Refeições e alento no coração
Quando se fala em comida no Córrego do Feijão, onde fica a mina cuja barragem rompeu, invadindo diversas casas, é o nome da empresária Camila Fernandes de Alcântara, de Belo Horizonte, que a maioria cita. Camila fechou o seu restaurante na capital mineira e decidiu fazer refeições para os moradores de Brumadinho que ficaram desabrigados. Convidou duas cozinheiras e uma nutricionista, todas voluntárias, para preparar as marmitas.

“É uma situação difícil, mas eu queria ajudar.
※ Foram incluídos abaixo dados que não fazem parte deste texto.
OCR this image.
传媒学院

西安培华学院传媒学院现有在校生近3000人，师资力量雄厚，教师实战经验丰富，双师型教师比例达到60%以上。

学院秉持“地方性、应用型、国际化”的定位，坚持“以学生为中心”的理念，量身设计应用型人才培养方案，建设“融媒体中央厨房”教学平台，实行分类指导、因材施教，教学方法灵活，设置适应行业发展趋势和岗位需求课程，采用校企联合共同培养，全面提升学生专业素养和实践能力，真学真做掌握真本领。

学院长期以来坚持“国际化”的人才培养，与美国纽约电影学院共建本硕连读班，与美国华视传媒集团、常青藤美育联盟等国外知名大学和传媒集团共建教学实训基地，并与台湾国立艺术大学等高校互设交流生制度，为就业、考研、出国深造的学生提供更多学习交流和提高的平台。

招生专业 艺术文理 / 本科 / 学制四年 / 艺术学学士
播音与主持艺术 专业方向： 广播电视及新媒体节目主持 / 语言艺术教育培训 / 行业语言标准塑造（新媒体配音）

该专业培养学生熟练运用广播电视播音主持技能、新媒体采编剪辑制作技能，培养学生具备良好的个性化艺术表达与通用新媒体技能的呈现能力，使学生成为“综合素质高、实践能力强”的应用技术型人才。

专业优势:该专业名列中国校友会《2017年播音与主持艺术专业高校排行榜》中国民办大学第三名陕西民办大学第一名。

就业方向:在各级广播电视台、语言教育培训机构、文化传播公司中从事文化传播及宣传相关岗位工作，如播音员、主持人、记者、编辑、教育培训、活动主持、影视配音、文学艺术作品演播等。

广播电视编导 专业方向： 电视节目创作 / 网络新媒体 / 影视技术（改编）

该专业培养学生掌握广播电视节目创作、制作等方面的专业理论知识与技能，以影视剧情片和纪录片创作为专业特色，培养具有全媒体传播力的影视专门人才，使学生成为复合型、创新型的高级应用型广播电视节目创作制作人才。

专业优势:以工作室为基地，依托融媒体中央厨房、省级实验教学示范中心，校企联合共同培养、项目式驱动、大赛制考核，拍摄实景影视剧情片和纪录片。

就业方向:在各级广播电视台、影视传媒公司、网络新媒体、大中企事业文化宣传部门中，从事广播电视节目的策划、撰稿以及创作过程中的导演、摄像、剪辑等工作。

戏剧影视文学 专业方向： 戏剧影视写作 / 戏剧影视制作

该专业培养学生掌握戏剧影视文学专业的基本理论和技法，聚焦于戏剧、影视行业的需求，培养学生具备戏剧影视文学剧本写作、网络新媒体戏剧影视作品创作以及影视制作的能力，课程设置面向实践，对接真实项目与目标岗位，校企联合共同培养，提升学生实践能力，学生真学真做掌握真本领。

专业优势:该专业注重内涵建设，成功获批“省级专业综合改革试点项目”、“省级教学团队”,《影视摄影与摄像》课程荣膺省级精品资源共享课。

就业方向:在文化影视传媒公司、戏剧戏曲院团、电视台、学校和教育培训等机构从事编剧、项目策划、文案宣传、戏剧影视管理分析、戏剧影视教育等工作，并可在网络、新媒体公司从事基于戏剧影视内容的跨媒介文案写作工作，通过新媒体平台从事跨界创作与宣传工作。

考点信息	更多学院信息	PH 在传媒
Fazemos a comida em Belo Horizonte e trazemos todos os dias aqui para distribuir”, explica ela. “Eu não ganho nada com isso, ninguém aqui ganha. Usamos alimentos de doações e viajamos com recursos próprios “, diz a empresária, lembrando que o grupo recebeu muitos quilos de arroz de doação, mas que possui demanda de carne e legumes.

“Dá um alento no coração. A gente vê estas pessoas sofrendo e precisa fazer algo, tem alguma coisa nos chamando ajudar”, afirma a cozinheira Vanderleia Batiestes.